The work used laboratory strains of Escherichia coli Nissle 1917 and Candida albicans SC5314, alongside human intestinal epithelial cell lines C2BBe1 and HT29 MTX. These cells provided a controlled model of the gut surface to assess fungal injury and bacterial protection under conditions that mimic the human intestinal environment.
Most important findings
The study found that Escherichia coli Nissle 1917 exerted fungicidal pressure on Candida albicans during direct co-culture, reducing fungal survival and slowing growth. A mild soluble inhibitory factor appeared only when both organisms interacted, suggesting contact-dependent signaling.
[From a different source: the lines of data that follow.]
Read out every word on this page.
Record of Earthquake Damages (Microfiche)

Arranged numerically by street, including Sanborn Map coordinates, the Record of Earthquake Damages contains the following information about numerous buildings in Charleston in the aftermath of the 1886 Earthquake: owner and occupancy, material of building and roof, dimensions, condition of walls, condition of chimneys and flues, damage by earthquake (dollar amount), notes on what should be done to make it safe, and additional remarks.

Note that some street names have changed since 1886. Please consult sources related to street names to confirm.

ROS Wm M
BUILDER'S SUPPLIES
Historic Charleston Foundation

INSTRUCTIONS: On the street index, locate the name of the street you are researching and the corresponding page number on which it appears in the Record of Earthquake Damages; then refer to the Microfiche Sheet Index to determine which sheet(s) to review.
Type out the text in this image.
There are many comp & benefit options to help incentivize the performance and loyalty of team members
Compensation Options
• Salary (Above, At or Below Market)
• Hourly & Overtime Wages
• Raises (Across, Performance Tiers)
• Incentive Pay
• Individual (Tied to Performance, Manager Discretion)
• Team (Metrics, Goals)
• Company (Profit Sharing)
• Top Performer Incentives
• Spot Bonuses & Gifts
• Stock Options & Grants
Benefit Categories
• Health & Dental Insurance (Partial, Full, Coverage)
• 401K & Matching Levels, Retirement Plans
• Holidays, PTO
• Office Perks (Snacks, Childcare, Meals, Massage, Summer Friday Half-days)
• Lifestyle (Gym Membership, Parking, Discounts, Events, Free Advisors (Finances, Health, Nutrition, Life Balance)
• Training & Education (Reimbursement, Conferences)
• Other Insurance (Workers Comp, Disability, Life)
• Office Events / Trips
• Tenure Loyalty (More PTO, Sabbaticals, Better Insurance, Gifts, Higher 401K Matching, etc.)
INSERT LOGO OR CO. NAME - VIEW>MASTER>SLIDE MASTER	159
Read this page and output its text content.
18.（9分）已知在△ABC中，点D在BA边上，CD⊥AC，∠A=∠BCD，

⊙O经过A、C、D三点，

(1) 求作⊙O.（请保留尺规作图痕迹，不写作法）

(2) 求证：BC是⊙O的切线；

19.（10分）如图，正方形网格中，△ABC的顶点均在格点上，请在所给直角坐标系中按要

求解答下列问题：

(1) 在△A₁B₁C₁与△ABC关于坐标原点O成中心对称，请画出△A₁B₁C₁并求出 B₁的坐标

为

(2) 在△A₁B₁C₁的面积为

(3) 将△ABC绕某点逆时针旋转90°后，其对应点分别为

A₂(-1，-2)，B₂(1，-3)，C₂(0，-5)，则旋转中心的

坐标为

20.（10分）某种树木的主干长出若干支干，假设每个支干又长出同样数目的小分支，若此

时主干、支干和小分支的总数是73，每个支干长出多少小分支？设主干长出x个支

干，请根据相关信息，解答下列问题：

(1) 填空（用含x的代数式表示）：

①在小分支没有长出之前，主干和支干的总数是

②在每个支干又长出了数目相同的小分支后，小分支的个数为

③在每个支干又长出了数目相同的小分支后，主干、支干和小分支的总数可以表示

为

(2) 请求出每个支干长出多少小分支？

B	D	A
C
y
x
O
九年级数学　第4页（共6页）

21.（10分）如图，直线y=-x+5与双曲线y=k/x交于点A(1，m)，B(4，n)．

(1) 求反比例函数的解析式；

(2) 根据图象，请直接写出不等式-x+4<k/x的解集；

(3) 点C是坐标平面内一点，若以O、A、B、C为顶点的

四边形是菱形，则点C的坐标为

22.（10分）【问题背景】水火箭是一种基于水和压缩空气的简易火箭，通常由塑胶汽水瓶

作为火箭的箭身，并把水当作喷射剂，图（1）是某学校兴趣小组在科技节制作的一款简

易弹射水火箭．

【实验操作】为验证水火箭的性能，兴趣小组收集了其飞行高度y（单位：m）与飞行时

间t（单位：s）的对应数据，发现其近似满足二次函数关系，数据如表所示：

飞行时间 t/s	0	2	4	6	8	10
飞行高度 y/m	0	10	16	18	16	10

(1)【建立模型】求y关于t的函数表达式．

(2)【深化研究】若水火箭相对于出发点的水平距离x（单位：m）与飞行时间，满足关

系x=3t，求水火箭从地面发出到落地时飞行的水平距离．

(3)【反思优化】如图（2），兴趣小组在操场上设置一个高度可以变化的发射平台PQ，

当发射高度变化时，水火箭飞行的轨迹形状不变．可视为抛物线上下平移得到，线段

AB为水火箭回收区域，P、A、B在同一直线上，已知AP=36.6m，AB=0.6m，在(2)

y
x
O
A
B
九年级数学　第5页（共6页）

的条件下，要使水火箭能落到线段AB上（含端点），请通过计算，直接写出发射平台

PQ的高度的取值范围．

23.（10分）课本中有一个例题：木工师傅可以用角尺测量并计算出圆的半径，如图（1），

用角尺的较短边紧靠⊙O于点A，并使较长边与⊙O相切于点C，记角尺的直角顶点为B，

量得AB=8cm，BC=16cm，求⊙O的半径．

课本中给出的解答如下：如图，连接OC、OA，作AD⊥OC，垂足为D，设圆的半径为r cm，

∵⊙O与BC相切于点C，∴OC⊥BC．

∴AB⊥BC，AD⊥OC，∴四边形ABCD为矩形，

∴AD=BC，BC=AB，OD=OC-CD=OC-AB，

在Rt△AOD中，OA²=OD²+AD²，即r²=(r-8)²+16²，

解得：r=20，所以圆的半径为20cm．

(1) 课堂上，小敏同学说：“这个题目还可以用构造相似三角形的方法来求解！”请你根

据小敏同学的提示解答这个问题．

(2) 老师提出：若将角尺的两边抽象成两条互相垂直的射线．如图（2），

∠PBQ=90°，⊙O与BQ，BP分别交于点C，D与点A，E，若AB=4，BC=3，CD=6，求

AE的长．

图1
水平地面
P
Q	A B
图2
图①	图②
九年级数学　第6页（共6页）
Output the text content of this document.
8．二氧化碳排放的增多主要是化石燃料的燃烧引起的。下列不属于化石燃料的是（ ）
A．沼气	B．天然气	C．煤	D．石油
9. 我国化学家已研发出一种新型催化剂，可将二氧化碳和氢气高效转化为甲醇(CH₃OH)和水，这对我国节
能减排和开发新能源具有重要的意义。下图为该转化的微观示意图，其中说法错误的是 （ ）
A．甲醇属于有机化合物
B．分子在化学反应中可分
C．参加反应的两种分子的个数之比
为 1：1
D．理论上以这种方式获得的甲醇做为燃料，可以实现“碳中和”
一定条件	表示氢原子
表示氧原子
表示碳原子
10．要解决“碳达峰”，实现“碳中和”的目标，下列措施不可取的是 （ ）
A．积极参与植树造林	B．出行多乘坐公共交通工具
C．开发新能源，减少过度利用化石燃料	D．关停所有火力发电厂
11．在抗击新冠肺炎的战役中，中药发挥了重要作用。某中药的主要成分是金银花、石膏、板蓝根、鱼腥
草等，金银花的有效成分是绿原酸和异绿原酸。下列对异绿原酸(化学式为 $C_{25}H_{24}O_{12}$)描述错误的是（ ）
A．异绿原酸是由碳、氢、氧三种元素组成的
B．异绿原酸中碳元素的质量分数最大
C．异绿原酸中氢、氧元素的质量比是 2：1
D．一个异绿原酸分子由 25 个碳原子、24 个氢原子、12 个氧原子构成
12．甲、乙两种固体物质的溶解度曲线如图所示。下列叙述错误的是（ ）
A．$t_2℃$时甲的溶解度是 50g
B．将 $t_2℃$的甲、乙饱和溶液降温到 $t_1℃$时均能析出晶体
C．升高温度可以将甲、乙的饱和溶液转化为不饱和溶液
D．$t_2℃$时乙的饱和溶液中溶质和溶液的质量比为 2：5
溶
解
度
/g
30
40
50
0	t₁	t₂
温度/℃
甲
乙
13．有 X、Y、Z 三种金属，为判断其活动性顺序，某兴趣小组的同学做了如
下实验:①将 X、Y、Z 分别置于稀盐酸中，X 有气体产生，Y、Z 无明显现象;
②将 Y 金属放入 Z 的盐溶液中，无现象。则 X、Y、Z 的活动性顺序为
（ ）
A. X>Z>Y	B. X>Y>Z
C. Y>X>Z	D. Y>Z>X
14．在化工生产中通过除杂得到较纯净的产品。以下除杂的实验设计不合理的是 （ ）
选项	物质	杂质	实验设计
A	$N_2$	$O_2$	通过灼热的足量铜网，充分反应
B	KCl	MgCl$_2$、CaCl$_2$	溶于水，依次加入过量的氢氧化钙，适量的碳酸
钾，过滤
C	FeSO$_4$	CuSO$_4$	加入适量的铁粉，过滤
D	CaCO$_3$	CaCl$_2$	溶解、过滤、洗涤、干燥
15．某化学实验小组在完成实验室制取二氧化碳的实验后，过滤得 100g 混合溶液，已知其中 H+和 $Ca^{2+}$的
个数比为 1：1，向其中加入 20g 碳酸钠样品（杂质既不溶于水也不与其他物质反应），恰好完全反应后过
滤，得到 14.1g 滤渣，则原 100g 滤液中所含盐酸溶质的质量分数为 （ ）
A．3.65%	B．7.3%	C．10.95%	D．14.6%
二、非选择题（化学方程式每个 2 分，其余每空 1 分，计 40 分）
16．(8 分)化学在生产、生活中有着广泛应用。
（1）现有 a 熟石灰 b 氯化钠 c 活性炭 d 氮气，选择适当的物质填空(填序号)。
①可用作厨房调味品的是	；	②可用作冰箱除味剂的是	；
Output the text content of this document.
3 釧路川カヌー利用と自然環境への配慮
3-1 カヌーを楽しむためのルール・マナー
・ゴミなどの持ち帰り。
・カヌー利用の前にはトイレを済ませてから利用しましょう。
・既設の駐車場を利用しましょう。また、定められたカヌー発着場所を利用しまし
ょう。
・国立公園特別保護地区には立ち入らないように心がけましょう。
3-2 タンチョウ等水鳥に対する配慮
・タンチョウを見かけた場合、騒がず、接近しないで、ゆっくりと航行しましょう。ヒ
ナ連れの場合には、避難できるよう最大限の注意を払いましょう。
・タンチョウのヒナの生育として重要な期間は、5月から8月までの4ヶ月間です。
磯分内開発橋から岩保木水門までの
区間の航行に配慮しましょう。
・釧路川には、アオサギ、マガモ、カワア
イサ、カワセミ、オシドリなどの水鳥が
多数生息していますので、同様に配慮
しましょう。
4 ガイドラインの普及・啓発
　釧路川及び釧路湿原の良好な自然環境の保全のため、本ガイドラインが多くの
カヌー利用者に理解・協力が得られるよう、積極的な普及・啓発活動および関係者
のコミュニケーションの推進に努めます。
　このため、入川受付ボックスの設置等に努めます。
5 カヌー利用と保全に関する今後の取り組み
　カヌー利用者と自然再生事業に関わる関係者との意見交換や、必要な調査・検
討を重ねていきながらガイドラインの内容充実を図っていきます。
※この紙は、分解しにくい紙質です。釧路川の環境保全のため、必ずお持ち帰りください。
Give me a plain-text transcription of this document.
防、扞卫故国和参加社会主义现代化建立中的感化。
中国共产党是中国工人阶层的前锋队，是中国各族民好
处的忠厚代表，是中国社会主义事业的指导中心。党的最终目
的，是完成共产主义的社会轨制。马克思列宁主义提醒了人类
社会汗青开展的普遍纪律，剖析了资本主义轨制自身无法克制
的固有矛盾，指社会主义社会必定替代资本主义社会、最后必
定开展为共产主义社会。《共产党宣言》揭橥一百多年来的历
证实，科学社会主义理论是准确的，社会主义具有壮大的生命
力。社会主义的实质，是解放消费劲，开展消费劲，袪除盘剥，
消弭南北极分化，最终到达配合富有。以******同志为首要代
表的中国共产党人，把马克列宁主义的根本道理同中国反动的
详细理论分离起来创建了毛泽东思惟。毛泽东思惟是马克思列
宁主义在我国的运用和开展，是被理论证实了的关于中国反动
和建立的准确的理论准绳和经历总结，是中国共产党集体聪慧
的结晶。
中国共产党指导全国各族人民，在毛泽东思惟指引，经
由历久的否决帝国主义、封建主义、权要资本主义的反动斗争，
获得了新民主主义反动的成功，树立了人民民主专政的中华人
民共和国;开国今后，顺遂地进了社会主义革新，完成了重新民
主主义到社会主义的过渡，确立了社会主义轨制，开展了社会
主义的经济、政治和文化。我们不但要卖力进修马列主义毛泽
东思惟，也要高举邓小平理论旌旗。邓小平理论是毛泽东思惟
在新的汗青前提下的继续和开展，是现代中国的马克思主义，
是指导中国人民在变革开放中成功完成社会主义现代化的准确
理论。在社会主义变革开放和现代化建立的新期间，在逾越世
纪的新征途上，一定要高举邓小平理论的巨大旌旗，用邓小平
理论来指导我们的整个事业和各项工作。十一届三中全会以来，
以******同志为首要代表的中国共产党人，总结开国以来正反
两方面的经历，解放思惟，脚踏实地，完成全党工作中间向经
Escherichia coli Nissle 1917 reduced epithelial cell damage by half when added after fungal infection and prevented almost all injury when introduced before infection. It also disrupted microcolony formation and shortened hyphae, which are key virulence features. These effects occurred both through direct contact and distant signaling, showing dual antimicrobial modes.
Key implications
This work supports the therapeutic value of Escherichia coli Nissle 1917 in limiting Candida albicans overgrowth and protecting the intestinal barrier. Its ability to suppress filamentation, microcolonies and epithelial injury positions it as a potential preventive strategy in fungal dysbiosis. The observed dual contact-dependent and soluble effects add important mechanistic features to microbiome-based antifungal approaches.
E. coli Nissle 1917
Escherichia coli Nissle 1917 (EcN) is a rare, non-pathogenic strain of E. coli discovered during World War I from a soldier who did not get dysentery while others did. Unlike harmful E. coli, EcN acts as a probiotic: it settles in the gut, competes with bad bacteria for food and space, produces natural antimicrobials, and even helps strengthen the gut barrier.